Here’s an example from the
Leverage build cache
When building an image, Docker steps through the instructions in your
Dockerfile, executing each in the order specified. As each instruction isexamined, Docker looks for an existing image in its cache that it can reuse,rather than creating a new (duplicate) image.
If you do not want to use the cache at all, you can use the
--no-cache=trueoption on the
docker build command. However, if you do let Docker use itscache, it is important to understand when it can, and cannot, find a matchingimage. The basic rules that Docker follows are outlined below:
Starting with a parent image that is already in the cache, the nextinstruction is compared against all child images derived from that baseimage to see if one of them was built using the exact same instruction. Ifnot, the cache is invalidated.
In most cases, simply comparing the instruction in the
Dockerfilewith oneof the child images is sufficient. However, certain instructions require moreexamination and explanation.

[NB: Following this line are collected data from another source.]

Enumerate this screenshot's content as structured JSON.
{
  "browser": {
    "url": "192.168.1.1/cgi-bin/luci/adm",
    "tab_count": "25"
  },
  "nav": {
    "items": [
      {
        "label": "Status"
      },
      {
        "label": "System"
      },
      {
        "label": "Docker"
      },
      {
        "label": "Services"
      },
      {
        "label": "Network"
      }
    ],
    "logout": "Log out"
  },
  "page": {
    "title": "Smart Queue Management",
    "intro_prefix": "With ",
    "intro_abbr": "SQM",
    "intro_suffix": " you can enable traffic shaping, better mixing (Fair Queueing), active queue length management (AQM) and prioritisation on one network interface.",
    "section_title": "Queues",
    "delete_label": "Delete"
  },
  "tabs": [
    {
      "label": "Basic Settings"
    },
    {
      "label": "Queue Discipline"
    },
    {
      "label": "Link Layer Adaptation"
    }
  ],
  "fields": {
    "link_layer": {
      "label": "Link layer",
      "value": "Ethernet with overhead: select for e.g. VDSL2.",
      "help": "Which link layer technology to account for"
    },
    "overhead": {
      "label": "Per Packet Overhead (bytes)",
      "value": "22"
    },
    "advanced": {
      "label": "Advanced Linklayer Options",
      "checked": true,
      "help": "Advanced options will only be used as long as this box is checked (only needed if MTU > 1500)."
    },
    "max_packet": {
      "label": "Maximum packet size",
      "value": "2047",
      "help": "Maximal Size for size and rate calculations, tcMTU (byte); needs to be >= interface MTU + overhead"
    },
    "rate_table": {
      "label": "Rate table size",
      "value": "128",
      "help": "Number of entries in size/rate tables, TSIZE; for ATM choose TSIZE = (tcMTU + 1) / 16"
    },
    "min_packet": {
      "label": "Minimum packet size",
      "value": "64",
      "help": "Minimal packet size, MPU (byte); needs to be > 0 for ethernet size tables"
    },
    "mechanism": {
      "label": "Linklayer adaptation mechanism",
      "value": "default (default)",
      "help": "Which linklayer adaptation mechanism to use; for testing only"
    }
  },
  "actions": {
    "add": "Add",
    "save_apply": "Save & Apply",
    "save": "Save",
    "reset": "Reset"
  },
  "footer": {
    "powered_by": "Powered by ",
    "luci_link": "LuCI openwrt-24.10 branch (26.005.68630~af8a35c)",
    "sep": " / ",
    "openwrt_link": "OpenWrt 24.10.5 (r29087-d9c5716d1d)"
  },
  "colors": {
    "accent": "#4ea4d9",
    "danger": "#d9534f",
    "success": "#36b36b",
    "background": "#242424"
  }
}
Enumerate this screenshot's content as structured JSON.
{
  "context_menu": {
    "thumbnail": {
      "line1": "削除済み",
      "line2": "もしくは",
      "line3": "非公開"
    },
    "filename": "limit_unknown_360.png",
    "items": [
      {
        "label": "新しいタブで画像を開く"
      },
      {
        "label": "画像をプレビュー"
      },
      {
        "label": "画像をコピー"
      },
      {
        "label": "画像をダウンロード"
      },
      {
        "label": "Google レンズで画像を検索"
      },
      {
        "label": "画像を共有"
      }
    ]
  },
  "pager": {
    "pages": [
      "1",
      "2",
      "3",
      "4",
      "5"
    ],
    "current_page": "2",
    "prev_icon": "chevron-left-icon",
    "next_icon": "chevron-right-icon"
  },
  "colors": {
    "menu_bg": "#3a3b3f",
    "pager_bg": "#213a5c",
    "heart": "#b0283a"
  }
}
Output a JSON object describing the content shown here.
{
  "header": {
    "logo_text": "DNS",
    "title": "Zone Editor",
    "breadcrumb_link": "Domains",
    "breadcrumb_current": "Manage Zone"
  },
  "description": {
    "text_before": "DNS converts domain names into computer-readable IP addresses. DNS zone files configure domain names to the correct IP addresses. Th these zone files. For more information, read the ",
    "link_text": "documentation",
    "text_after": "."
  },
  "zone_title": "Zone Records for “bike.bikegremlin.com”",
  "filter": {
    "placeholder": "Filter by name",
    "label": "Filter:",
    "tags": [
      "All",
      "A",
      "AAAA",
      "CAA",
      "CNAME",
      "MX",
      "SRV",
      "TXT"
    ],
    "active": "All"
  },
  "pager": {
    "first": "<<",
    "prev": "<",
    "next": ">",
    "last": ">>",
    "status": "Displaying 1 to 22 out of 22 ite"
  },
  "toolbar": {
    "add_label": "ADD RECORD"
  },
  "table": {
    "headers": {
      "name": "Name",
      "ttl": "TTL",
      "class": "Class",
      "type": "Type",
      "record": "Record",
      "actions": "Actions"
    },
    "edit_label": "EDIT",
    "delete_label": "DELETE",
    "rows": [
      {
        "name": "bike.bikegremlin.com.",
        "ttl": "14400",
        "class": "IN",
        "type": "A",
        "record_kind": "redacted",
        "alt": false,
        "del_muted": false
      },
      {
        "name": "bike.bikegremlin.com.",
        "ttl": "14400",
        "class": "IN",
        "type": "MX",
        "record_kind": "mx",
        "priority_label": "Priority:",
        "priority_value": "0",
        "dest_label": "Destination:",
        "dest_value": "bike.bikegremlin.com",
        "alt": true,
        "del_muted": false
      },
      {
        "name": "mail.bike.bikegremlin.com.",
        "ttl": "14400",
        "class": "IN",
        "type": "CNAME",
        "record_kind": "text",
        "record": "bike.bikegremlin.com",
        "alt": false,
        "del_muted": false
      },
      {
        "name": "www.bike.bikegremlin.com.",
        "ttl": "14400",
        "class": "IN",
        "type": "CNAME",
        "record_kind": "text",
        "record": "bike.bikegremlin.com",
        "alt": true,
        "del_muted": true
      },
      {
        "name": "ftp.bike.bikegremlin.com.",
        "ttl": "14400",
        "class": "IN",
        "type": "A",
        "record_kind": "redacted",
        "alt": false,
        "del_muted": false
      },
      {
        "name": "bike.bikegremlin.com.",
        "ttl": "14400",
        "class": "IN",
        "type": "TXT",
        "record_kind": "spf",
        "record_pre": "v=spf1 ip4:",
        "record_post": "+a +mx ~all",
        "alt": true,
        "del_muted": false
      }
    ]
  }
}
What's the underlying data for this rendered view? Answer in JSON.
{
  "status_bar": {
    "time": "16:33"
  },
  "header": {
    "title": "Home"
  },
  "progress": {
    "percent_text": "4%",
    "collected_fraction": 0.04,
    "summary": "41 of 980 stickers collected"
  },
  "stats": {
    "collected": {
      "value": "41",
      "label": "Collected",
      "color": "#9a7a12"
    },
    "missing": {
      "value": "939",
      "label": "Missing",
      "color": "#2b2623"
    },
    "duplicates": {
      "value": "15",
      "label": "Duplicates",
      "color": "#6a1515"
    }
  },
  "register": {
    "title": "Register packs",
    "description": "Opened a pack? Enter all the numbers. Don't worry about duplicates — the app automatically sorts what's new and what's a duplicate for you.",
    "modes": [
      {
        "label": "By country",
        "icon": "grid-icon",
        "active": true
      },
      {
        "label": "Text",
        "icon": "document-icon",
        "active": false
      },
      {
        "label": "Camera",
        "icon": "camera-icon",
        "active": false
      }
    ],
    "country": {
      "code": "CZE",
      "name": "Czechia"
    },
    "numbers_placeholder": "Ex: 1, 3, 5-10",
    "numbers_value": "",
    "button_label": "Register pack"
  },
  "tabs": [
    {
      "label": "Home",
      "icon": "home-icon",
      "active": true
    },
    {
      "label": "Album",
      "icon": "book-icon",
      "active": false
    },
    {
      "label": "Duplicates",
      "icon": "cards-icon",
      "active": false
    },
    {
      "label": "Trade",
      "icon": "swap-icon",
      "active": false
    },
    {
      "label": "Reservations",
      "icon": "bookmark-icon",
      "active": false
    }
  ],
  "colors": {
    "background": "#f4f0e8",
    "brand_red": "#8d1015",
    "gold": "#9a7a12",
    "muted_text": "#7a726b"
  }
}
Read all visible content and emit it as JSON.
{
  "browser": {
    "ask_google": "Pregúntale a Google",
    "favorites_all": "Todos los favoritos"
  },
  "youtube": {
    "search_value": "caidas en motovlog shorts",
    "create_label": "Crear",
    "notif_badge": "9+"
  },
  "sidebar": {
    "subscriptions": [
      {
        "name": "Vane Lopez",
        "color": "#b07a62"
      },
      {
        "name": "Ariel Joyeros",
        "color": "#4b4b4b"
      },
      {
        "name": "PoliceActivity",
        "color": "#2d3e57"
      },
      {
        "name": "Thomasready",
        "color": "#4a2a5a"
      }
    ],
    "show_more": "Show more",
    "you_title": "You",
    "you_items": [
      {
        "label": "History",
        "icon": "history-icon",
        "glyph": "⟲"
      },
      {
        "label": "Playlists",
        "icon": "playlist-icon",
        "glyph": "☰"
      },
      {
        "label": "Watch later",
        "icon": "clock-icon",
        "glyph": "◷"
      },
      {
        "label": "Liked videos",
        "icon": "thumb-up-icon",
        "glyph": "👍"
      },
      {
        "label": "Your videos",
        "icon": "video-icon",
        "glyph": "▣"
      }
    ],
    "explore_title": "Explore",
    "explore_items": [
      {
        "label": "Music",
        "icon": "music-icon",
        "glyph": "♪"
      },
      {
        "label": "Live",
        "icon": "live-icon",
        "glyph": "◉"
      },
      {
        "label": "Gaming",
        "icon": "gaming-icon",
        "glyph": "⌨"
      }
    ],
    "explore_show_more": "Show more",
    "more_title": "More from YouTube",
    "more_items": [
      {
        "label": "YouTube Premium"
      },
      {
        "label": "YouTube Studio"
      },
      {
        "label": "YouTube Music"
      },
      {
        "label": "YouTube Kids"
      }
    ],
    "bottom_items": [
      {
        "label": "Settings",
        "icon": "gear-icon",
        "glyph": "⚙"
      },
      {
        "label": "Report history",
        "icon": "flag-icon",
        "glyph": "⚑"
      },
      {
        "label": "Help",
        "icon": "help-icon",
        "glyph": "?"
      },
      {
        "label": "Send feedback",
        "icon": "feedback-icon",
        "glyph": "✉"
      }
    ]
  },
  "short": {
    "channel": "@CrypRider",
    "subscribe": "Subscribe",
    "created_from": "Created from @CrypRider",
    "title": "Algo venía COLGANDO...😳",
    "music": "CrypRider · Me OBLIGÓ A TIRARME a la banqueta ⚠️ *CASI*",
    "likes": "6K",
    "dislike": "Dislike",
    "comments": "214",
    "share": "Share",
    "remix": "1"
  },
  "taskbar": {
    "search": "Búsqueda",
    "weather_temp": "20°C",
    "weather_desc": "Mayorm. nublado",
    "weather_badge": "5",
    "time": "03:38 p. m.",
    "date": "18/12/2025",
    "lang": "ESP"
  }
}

COPYinstructions, the contents of the file(s)in the image are examined and a checksum is calculated for each file.The last-modified and last-accessed times of the file(s) are not considered inthese checksums. During the cache lookup, the checksum is compared against thechecksum in the existing images. If anything has changed in the file(s), suchas the contents and metadata, then the cache is invalidated.
Aside from the
COPYcommands, cache checking does not look at thefiles in the container to determine a cache match. For example, when processinga
RUN apt-get -y updatecommand the files updated in the containerare not examined to determine if a cache hit exists. In that case justthe command string itself is used to find a match.
Once the cache is invalidated, all subsequent
Dockerfile commands generate newimages and the cache is not used.
These recommendations are designed to help you create an efficient andmaintainable
Ubuntu Add Docker Repository To Computer
Whenever possible, use current official images as the basis for yourimages. We recommend the Alpine image as itis tightly controlled and small in size (currently under 6 MB), while stillbeing a full Linux distribution.
You can add labels to your image to help organize images by project, recordlicensing information, to aid in automation, or for other reasons. For eachlabel, add a line beginning with
LABEL and with one or more key-value pairs.The following examples show the different acceptable formats. Explanatory comments are included inline.
Strings with spaces must be quoted or the spaces must be escaped. Innerquote characters (
'), must also be escaped.
An image can have more than one label. Prior to Docker 1.10, it was recommendedto combine all labels into a single
LABEL instruction, to prevent extra layersfrom being created. This is no longer necessary, but combining labels is stillsupported.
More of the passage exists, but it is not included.